Not normally. DGG has already addressed the substance. What's happening is that guidelines are being interpreted as fixed rules, instead of as ways of documenting how the community operates. If documentation of actual decision-making is pursued, then inconsistencies can be directly addressed, and can produce more refined -- and more accurate -- guidelines. This build-up of experience, documented, is what's normal with structures like that of Wikipedia, if they are to remain sustainable. That this is actively blocked, that attempts to document actual practice are strongly resisted, is part of the problem. "Instruction creep." But that assumes that the guidelines are fixed rules, not simply documentation that can be read to understand how the community is likely to decide on an issue.
Some of the more high-profile associated topics of notable topic X can be mentioned in the article on X, but that doesn't mean they are all worth a separate article.
Where does the decision get made?

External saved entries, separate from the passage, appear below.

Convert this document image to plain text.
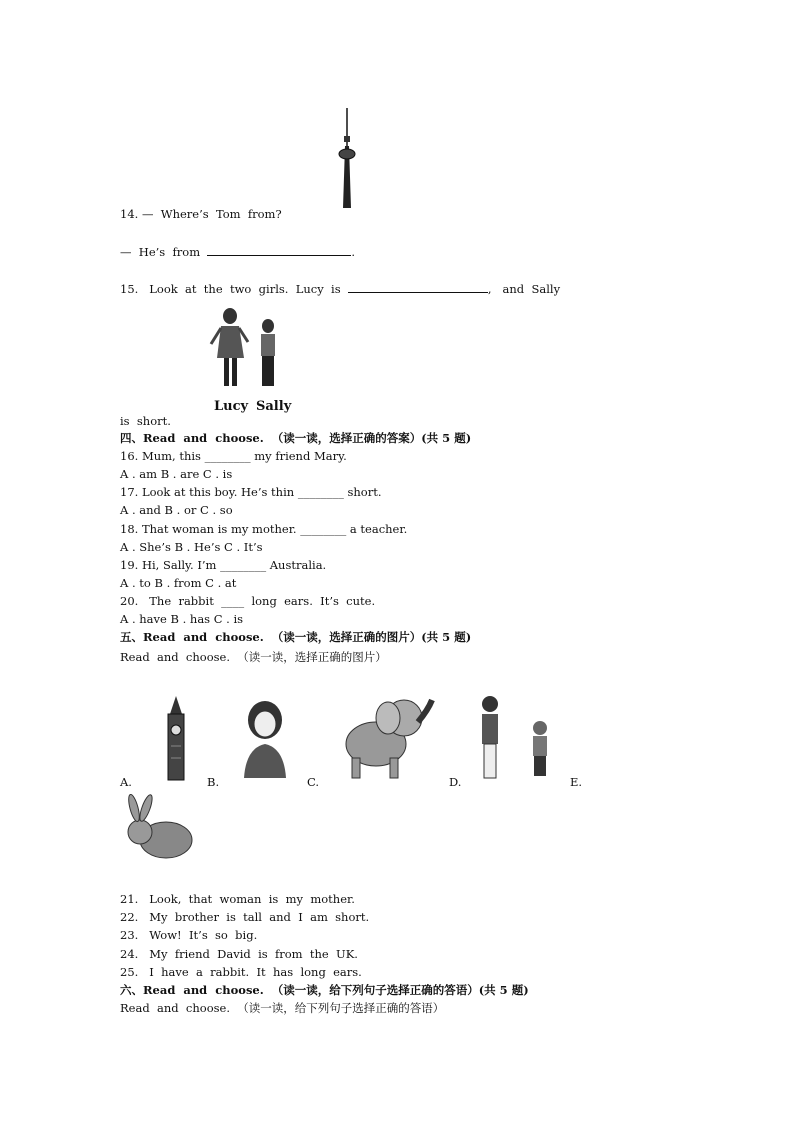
14. —  Where’s  Tom  from?
—  He’s  from	.
15.   Look  at  the  two  girls.  Lucy  is	,   and  Sally
Lucy Sally
is  short.
四、Read  and  choose.  （读一读，选择正确的答案）(共 5 题)
16. Mum, this ________ my friend Mary.
A . am B . are C . is
17. Look at this boy. He’s thin ________ short.
A . and B . or C . so
18. That woman is my mother. ________ a teacher.
A . She’s B . He’s C . It’s
19. Hi, Sally. I’m ________ Australia.
A . to B . from C . at
20.   The  rabbit  ____  long  ears.  It’s  cute.
A . have B . has C . is
五、Read  and  choose.  （读一读，选择正确的图片）(共 5 题)
Read  and  choose.  （读一读，选择正确的图片）
A.	B.	C.	D.	E.
21.   Look,  that  woman  is  my  mother.
22.   My  brother  is  tall  and  I  am  short.
23.   Wow!  It’s  so  big.
24.   My  friend  David  is  from  the  UK.
25.   I  have  a  rabbit.  It  has  long  ears.
六、Read  and  choose.  （读一读，给下列句子选择正确的答语）(共 5 题)
Read  and  choose.  （读一读，给下列句子选择正确的答语）
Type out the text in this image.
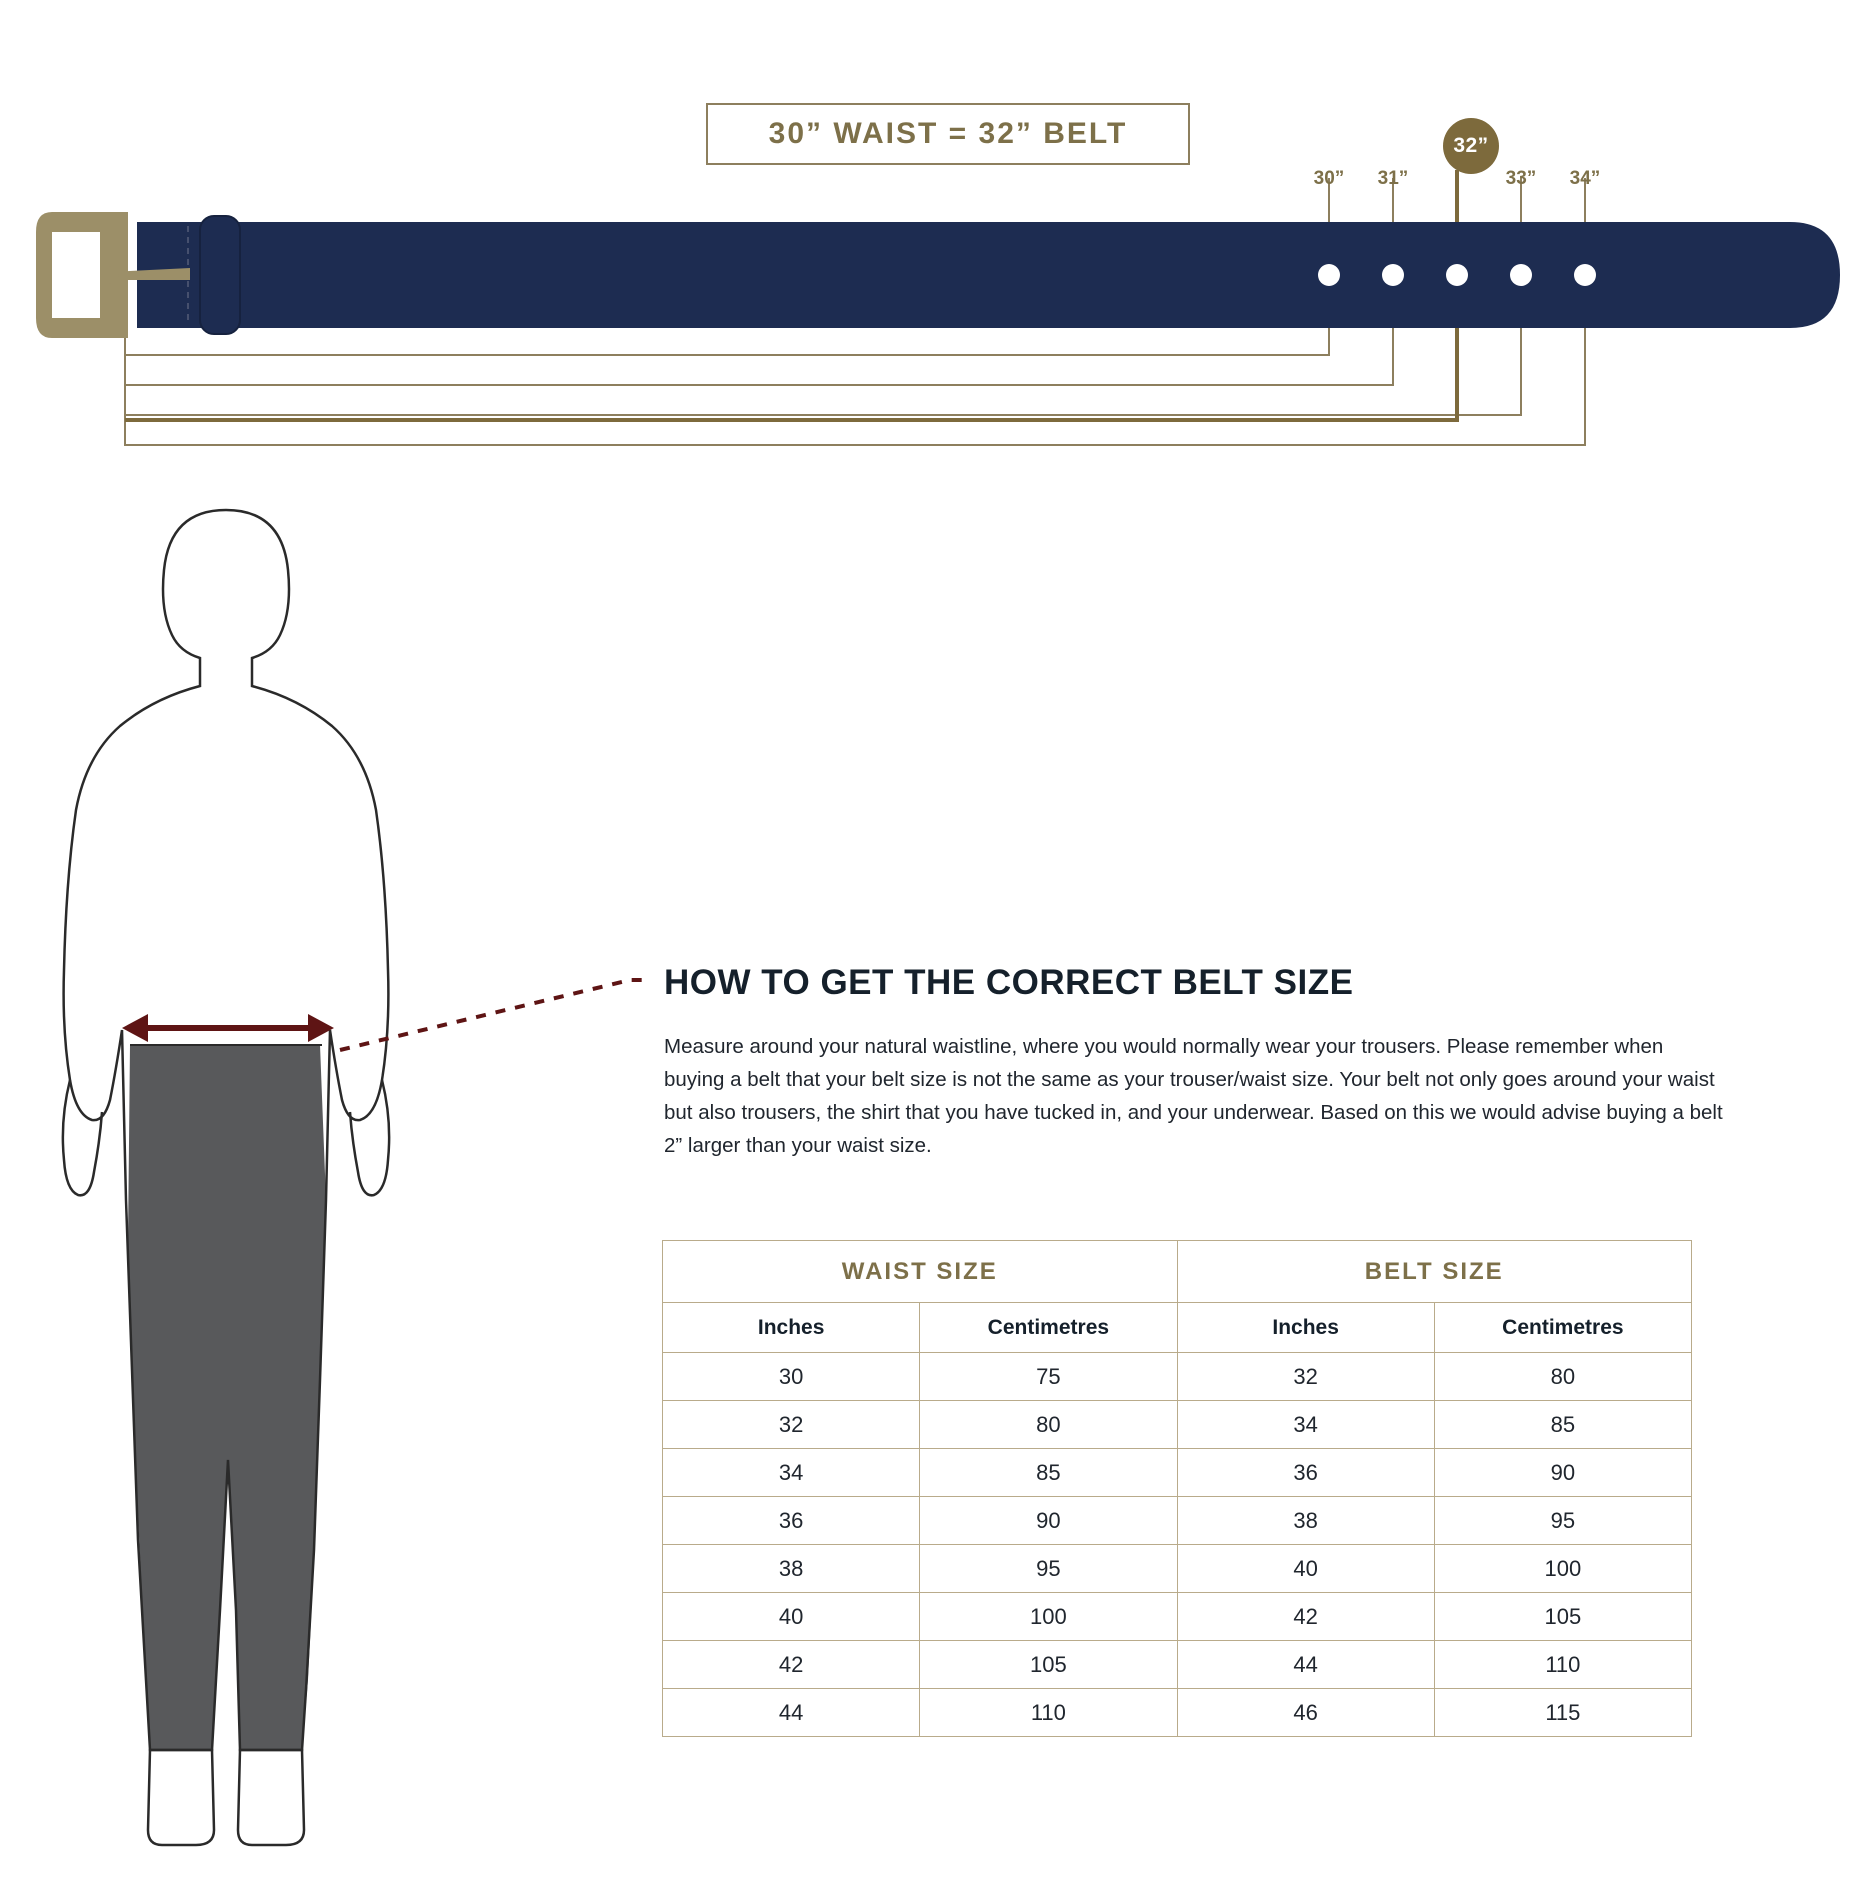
30”	31”	33”	34”
32”
30” WAIST = 32” BELT
HOW TO GET THE CORRECT BELT SIZE
Measure around your natural waistline, where you would normally wear your trousers. Please remember when buying a belt that your belt size is not the same as your trouser/waist size. Your belt not only goes around your waist but also trousers, the shirt that you have tucked in, and your underwear. Based on this we would advise buying a belt 2” larger than your waist size.
WAIST SIZE		BELT SIZE	
Inches	Centimetres	Inches	Centimetres
30	75	32	80
32	80	34	85
34	85	36	90
36	90	38	95
38	95	40	100
40	100	42	105
42	105	44	110
44	110	46	115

There is notable topic, amateur radio. There is an international organization which reocognizes national societies, one per nation. It's the IARU, in the situation being discussed. It intrinsically creates 200 possible subtopics, organized by nation, by the nature of the situation. Each one of these *probably* has reliable sources that would justify a separate article, given a deep enough search, but suppose there were a couple of exceptions. If we start valuing editor time, a major oversight in the development of project structure, we might say that if, in almost all cases, with adequate work, we could find reliable sources for 190 articles, we mighg as well treat all these subtopics identically. Is there any harm to the project from this?
But where does the decision get made? Is it possible to make a global decision as I'm suggesting? I.e., in *this* situation, we will give each national member society an article, as a stub, based on "national scope" and "IARU recognition," with the IARU web site as the source. Is it reliable for the purpose of determining that the national member society is notable? What I see here is that those who argue guidelines as an abstraction are saying "No," and they give reasons that are abstract. But those who know the field, uniformly, are saying, "Yes," and they seem to be bringing neutral editors along with them, and closing admins who have nothing to do with the topic. Does, in fact, actual community practice trump the guidelines? What I'm seeing from Mr. Matthews is an argument, that, no, the guidelines should prevail, and we should not change the guidelines to reflect actual practice.
I'm certainly not saying that, and it doesn't represent my view. I didn't understand what you were saying so well, at first. Proposals to create nearly 200 stubs in an area on the assurance that they are probably verifiable somehow falls under a different general heading, the creation of a "walled garden" of material where ordinary editors are basically told to keep out. Walled gardens are no good when "editors assumed to know" are in charge of the content. Some better approach needs to be negotiated, allowing at least some informal guidelines to emerge. (Example: which scholastic philosophers to include? We tend to go by the contents of academic works of reference as at least a sensible approach.)